In this news, we discuss the Banks, investors pivot towards Biden win after Trump tests positive for COVID.
NEW YORK (Reuters) – Global banks and investors said they were stepping up preparations for a victory for Democratic presidential candidate Joe Biden after his rival Republican President Donald Trump revealed he had been tested positive for COVID-19 on Friday morning.
The developments were the latest dramatic turn in an extraordinary election year where many banks and investors were not planning a clear win on November 3 with global market panic expected to ensue, Reuters reported on Wednesday.
They were quickly shifting gears on Friday believing that Trump’s positive outcome would deal a blow to his campaign and reduce the overall chances of a contested election result.

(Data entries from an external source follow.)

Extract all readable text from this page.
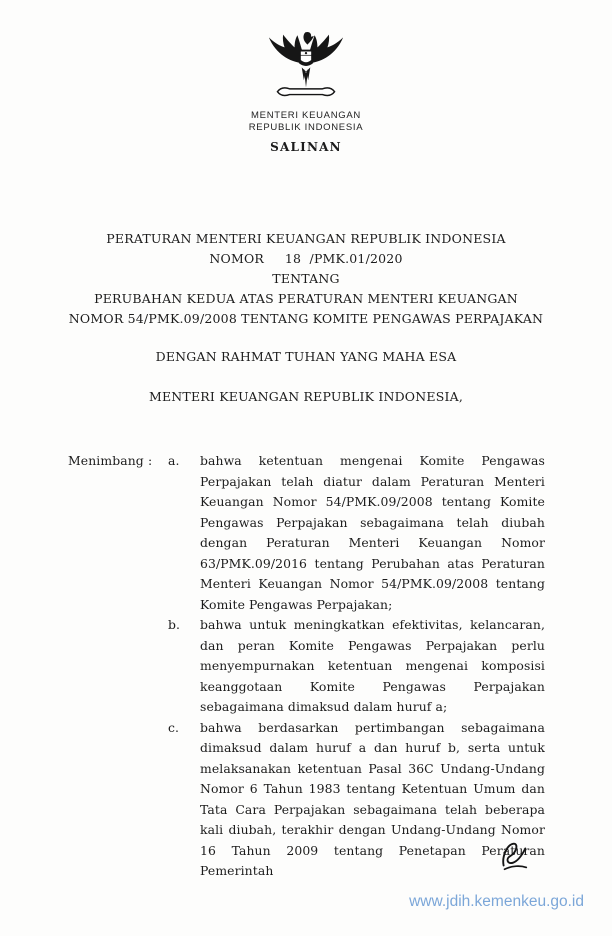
MENTERI KEUANGAN
REPUBLIK INDONESIA
SALINAN
PERATURAN MENTERI KEUANGAN REPUBLIK INDONESIA
NOMOR     18  /PMK.01/2020
TENTANG
PERUBAHAN KEDUA ATAS PERATURAN MENTERI KEUANGAN
NOMOR 54/PMK.09/2008 TENTANG KOMITE PENGAWAS PERPAJAKAN
DENGAN RAHMAT TUHAN YANG MAHA ESA
MENTERI KEUANGAN REPUBLIK INDONESIA,
Menimbang :	a.	bahwa ketentuan mengenai Komite Pengawas Perpajakan telah diatur dalam Peraturan Menteri Keuangan Nomor 54/PMK.09/2008 tentang Komite Pengawas Perpajakan sebagaimana telah diubah dengan Peraturan Menteri Keuangan Nomor 63/PMK.09/2016 tentang Perubahan atas Peraturan Menteri Keuangan Nomor 54/PMK.09/2008 tentang Komite Pengawas Perpajakan;
b.	bahwa untuk meningkatkan efektivitas, kelancaran, dan peran Komite Pengawas Perpajakan perlu menyempurnakan ketentuan mengenai komposisi keanggotaan Komite Pengawas Perpajakan sebagaimana dimaksud dalam huruf a;
c.	bahwa berdasarkan pertimbangan sebagaimana dimaksud dalam huruf a dan huruf b, serta untuk melaksanakan ketentuan Pasal 36C Undang-Undang Nomor 6 Tahun 1983 tentang Ketentuan Umum dan Tata Cara Perpajakan sebagaimana telah beberapa kali diubah, terakhir dengan Undang-Undang Nomor 16 Tahun 2009 tentang Penetapan Peraturan Pemerintah
www.jdih.kemenkeu.go.id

“Trump contracting the coronavirus will increase institutional money readiness for a Democratic White House and all the tax, business and budgetary implications that go with it,” wrote James McDonald, CEO of Los Angeles-based fund manager Hercules Investments, in a note.
“We expect institutional investors to start reducing the risk of their portfolios and increasing hedges in anticipation of market volatility.”
Oil prices fell on the news and stocks saw an initial sell off in a volatile morning trading session.
Big banks have run simulations to make sure they can cope with surging market, liquidity and credit risks in the event of contested elections or even a constitutional crisis.
A senior capital markets banker said on Friday that his institution was still stress testing all scenarios, but had steered the simulations more towards a clear victory for Biden and what that would imply in terms of volatility and price. hedging strategies.
“It increases Biden’s chances and reduces the risk of prosecution and recriminations,” another banker said.
The bankers refused to be identified because the internal plans are private.
Biden, who tested negative for COVID-19 on Friday, has a nine-point lead over Trump after their first combative debate on Tuesday, according to a Reuters / Ipsos poll released Thursday.
The White House said on Friday that the president was showing mild symptoms and was self-isolating with First Lady Melania Trump who also tested positive. His campaign said it was picking up or postponing several planned events. It was not clear whether the next televised election debate scheduled for October 15 would continue.
One of the bankers added that Trump’s predicament would shift electoral focus back to the pandemic and away from the U.S. economy, a signing policy for Trump on which he had led Biden in approval ratings. Another blow to the president, job growth in the United States slowed more than expected in September, data showed Friday.
“He will waste precious time campaigning and that brings the issue he has dismissed from the front and center,” said another major investor. “He tried to put the COVID topic in the rearview mirror and now he’s coming back as topic number one.”
Even as the risk of contested elections decreases, some investors have said they still expect increased volatility.
“I don’t think volatility suddenly goes away right after an election,” wrote Jason Brady, president and CEO of Thornburg Investment Management, a New Mexico-based asset manager with $ 41 billion in assets. clients.
“The bulls and bears will be with us in December and January, as the second-order effects of the transfer of power with a new administration – or adjustments to an existing administration – will be taken into account.”